What Other Critics Are Sayingcompiled by Jeffrey Overstreet
from Film Forum, 04/13/06
It seems to be an unwritten rule: If you're a popular, middle-aged Hollywood actor, you must take your turn playing the mentor to a host of young unknowns, challenging them to seize the day, escape the temptations and pitfalls of reckless youth, and strut their stuff for the rest of the world. For Robin Williams, it was Dead Poets Society. For Michelle Pfeiffer, it was Dangerous Minds. Jeff Bridges did it in White Squall, and he'll do it again later this month in Stick It.
And now, here's Antonio Banderas as Pierre Dulaine, a European ballroom dancer who introduces the troubled teens of a South Bronx high school to the methods of mastering slick maneuvers on the dance floor. In doing so, he teaches them discipline, restraint, and respect. And he learns a thing or two himself, opening his rigorous method to include the hip-hop rhythms that capture the imaginations of these young students.
Take the Lead was directed by Liz Friedlander, formerly a music video director. Thus, she knows how to deliver the razzle-dazzle. But does she know how to tell a meaningful story?
Harry Forbes (Catholic News Service) is impressed with its message too.
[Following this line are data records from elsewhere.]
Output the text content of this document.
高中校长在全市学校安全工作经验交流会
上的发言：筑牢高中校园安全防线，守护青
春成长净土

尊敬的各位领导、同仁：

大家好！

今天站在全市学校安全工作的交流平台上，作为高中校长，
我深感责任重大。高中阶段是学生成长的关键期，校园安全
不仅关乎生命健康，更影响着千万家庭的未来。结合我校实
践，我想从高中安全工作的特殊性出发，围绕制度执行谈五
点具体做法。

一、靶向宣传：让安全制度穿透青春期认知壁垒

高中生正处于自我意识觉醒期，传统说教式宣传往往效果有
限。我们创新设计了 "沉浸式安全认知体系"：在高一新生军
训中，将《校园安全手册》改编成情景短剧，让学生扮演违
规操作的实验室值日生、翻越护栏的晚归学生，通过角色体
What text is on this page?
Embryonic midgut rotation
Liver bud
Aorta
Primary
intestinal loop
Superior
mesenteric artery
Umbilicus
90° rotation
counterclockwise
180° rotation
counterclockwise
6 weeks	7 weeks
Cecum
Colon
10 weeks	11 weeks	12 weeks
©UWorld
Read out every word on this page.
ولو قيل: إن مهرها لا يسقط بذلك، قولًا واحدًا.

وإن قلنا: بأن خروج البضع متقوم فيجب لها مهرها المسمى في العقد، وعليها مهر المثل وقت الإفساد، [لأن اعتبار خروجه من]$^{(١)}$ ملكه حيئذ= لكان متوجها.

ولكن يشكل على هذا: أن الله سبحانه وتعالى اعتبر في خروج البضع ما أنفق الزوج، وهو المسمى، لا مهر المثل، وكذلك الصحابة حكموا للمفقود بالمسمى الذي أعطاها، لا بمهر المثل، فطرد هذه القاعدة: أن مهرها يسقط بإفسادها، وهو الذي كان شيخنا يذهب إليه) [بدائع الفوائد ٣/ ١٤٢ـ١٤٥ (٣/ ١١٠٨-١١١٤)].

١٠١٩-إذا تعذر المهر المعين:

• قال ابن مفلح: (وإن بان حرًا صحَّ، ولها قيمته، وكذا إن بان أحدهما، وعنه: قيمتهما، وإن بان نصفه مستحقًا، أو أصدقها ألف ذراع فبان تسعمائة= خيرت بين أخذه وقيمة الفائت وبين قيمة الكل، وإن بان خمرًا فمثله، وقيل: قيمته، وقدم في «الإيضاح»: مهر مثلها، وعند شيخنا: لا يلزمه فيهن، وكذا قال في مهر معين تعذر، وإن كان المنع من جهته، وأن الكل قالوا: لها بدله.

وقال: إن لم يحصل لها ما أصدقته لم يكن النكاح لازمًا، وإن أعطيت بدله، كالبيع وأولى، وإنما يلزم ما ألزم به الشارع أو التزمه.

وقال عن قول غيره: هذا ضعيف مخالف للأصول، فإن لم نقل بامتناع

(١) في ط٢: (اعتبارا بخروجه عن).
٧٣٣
He says that the director "makes an assured feature film debut despite the formulaic plot, and has elicited good performances from all …" Forbes agrees with Courtney, that "more virtuoso dancing" would have been nice. And he cautions viewers about the "salty" language. But he concludes that "this is a feel-good film with a great message that young people should see."
Bob Hoose (Plugged In) sees the film as a predictable corporate product. "A Tinseltown movie team is such a strange artistic conglomerate. You have producers, writers, a director, actors, crew and corporate execs all tossing in their creative fodder and hoping that the outcome will be something transcending compost. Most often, we end up with a film that duplicates much of what has gone before, which is precisely what happens with Take the Lead."
Greg Wright (Hollywood Jesus) admits that he really liked it. "And this is Take the Lead's final lesson: trust. When leaders lead and followers follow, it's only harmonious, joyful, and beautiful when trust blossoms between them—the product of patience, kindness, gentleness, reliability, self control. Ballroom dancing—heck, any dancing—can be a spiritual experience. … And it's nice to see that the filmmakers are really behind that message. Wouldn't it be nice if, at the end of all such movies, winning and losing became wholly irrelevant?"
At the same site, Maurice Broaddus says, "The themes and images in Take the Lead have been seen in many films. It hits every cliché and does nothing new with the subject matter. It lacks the magic spark that moves a film from earnest message to good story. With Take the Lead, you'll have to be satisfied with its earnestness, though you can't help but leave with a greater appreciation for dance."
Mainstream critics are taking the lead in criticizing the clichéd nature of the film, but they manage to have some fun anyway.from Film Forum, 04/20/06
Take the Lead: Andrew Coffin (World) says the film "features an enjoyable lead performance, some entertaining dancing, and the occasional positive message about responsibility. But for the true story, and a vastly better film, rent Mad Hot Ballroom."